The reasons why falls, pain, and infections are the major complications is due to the effects of MCA strokes. They often lead to decreased sensations and physical strength, making falls more likely. They can cause difficulty swallowing which can lead to choking or a decrease in movement can lead to the collapse of part of the lung (atelectasis) – both of these conditions can then enable the development of pneumonia. Limited movement also increases the chances of developing pressure sores and experiencing pain. This why a team of healthcare workers including doctors, nurses, and therapists is critical to improving the quality of life of stroke patients.
Those who have severe strokes often face more serious complications. Some of these could be life-threatening, such as the swelling of the brain (cerebral edema), altered level of consciousness, severe difficulty swallowing, and inability to protect their airway. Brain swelling typically worsens around 3 to 5 days after the stroke and can put pressure on the brain chambers (ventricles), leading to a change in the position of the brain structure, and in severe cases, brain herniation and death. Even if it doesn’t reach that extreme, it can severely affect a patient’s level of consciousness, making them unable to protect their airway or swallow safely. Doctors then face the difficult question of whether to insert air tubes into the windpipe (tracheostomy) or a feeding tube into the stomach (percutaneous gastric tube). Both of these procedures can also cause additional complications and infections. If doctors decide not to perform these procedures, it can also lead to death.

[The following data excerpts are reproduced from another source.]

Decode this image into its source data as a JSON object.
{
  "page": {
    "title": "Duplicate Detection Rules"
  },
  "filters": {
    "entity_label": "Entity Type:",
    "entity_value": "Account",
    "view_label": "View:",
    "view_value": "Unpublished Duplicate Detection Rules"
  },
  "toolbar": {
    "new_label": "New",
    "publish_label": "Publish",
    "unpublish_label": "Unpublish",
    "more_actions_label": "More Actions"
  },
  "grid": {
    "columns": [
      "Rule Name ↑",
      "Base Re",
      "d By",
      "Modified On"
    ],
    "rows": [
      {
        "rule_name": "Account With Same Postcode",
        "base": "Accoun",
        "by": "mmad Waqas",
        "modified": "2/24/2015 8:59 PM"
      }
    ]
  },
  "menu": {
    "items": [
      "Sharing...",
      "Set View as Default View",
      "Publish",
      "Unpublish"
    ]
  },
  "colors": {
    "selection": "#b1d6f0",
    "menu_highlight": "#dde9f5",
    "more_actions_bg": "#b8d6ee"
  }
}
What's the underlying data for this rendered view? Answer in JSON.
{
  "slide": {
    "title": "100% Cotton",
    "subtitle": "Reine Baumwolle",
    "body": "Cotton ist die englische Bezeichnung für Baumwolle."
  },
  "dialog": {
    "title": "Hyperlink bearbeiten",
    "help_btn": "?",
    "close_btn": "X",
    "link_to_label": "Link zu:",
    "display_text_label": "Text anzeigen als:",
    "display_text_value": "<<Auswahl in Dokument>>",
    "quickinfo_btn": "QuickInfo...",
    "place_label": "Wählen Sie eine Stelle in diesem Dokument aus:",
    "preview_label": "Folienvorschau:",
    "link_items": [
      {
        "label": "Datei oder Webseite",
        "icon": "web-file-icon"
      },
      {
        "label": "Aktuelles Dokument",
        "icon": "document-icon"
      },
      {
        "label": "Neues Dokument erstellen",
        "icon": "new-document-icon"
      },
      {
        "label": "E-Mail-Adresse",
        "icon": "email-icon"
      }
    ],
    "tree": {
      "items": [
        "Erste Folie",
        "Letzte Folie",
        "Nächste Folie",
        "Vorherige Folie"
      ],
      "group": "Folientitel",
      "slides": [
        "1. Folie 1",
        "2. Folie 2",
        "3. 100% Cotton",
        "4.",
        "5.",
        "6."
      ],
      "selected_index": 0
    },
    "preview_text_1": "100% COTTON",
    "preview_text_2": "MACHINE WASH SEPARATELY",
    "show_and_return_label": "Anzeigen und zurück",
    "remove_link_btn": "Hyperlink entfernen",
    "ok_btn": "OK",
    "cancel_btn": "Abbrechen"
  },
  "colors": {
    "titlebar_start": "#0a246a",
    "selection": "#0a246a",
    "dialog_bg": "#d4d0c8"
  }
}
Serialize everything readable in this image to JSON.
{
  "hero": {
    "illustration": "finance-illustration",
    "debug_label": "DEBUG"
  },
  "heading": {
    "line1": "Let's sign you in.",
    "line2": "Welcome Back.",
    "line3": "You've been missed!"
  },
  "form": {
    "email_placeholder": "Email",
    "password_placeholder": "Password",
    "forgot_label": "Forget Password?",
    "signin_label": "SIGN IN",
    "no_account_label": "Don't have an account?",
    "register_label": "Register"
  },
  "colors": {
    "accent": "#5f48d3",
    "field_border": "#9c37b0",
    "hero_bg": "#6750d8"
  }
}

Preventing Middle Cerebral Artery Stroke (Stroke)
When it comes to dealing with stroke, the main focus for patients is learning how to reduce the chance of having another stroke and recognizing the warning signs of a stroke. In case of these signs, they should dial 911 and rush to the nearest stroke center.
Keeping another stroke at bay involves managing factors that can be changed, such as high blood pressure, elevated cholesterol levels, diabetes, diet, being overweight, and smoking. As part of the prevention strategy, quitting smoking is essential, and lifestyle and diet alterations are also advised. Patients are usually given aspirin if they weren’t taking it already. Their cholesterol and blood sugar levels are checked regularly. If a patient has high cholesterol levels or diabetes, the proper medication is prescribed. Patients are also guided to monitor their blood pressure regularly at home, and medication to control high blood pressure is fine-tuned as per individual needs.
For recognizing the signs of a potential stroke, the acronym BE FAST is used: balance, eyes, face, arms, speech, and time. ‘Balance’ signifies falling to one side or feeling dizzy; ‘eyes’ means a sudden loss of vision in one eye or seeing double unexpectedly; ‘face’ points to a droopy face; ‘arms’ refers to a weak arm or loss of feeling in the arm; ‘speech’ could mean slurring words, struggling to find words, or difficulty in speaking; and ‘time’ indicates that an immediate response is crucial- the sooner one reaches emergency care, the better the chances of recovery.